Você pode até pensar que ideias não valem quase nada e que, para as tornarmos frutíferas, devemos começar com o capital físico e humano adequados e boas instituições. É uma ideia popular no Banco Mundial, mas uma ideia errada. É verdade, nós eventualmente precisamos de capital e de instituições para incorporar as ideias, tal como um prédio de mármore precisa de aquecedor e ar condicionado para abrigar o Supremo Tribunal Federal. Mas os fatores intermediários e dependentes, como capital e instituições, não têm sido a principal causa.
O principal fator que permitiu o enriquecimento foi, e ainda é, a ideia liberal, a criação da universidade, da ferrovia, dos arranha-céus, da internet e, mais importante, o desabrochar das nossas liberdades. Qual acumulação inicial de capital inflamou as mentes de William Lloyd Garrison e Sojourner Truth? Quais instituições – salvo as liberais recentes de educação universitária e publicação sem censura de livros – trouxeram-nos o feminismo e o movimento anti-guerra? Desde Karl Marx, nós temos como hábito procurar causas materiais para o progresso humano, mas o mundo moderno tem tratado cada vez mais e mais pessoas com respeito.

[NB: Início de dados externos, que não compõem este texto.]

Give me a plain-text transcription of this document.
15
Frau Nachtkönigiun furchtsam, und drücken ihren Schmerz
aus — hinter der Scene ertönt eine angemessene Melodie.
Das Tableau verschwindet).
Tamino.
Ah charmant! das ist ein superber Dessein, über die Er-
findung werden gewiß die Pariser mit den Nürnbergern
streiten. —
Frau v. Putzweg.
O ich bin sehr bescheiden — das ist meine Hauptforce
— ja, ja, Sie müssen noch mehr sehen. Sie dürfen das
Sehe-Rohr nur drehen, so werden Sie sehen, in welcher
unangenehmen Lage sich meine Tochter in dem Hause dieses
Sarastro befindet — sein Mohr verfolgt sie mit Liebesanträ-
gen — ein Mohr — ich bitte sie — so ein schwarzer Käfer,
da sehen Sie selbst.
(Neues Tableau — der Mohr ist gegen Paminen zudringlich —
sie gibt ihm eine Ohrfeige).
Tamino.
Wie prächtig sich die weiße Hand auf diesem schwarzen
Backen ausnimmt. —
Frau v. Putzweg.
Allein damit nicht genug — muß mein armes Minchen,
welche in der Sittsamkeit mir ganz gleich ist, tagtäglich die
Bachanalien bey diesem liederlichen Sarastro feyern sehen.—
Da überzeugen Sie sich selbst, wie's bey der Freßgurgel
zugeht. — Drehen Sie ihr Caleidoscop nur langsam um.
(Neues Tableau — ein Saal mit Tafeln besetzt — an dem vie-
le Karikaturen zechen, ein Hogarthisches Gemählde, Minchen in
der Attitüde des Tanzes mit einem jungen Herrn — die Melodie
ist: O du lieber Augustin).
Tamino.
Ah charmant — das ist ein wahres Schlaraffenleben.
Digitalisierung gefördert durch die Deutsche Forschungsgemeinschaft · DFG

Nem todas as ideias são agradáveis, é claro. Fascismo, racismo, eugenia e nacionalismo são ideias com uma popularidade recente que é preocupante. Porém, as boas ideias, práticas, de tecnologias e instituições lucrativas, e a ideia liberal – que permitiu às pessoas comuns a terem pela primeira vez um impulso – foram as que provocaram o Grande Enriquecimento. Nós precisamos estimular as massas, não a elite, que já está suficientemente estimulada. A igualdade perante a lei e a igualdade de dignidade social ainda são a raiz da prosperidade econômica, bem como da espiritual — por mais que os tiranos pensem o contrário.
DEIRDRE N. McCLOSKEY é professora emérita de economia, história, inglês e comunicação na University of Illinois, em Chicago. Seu último livro é “Bourgeois Equality: How Ideas, Not Capital or Institutions, Enriched the World” (University of Chicago Press).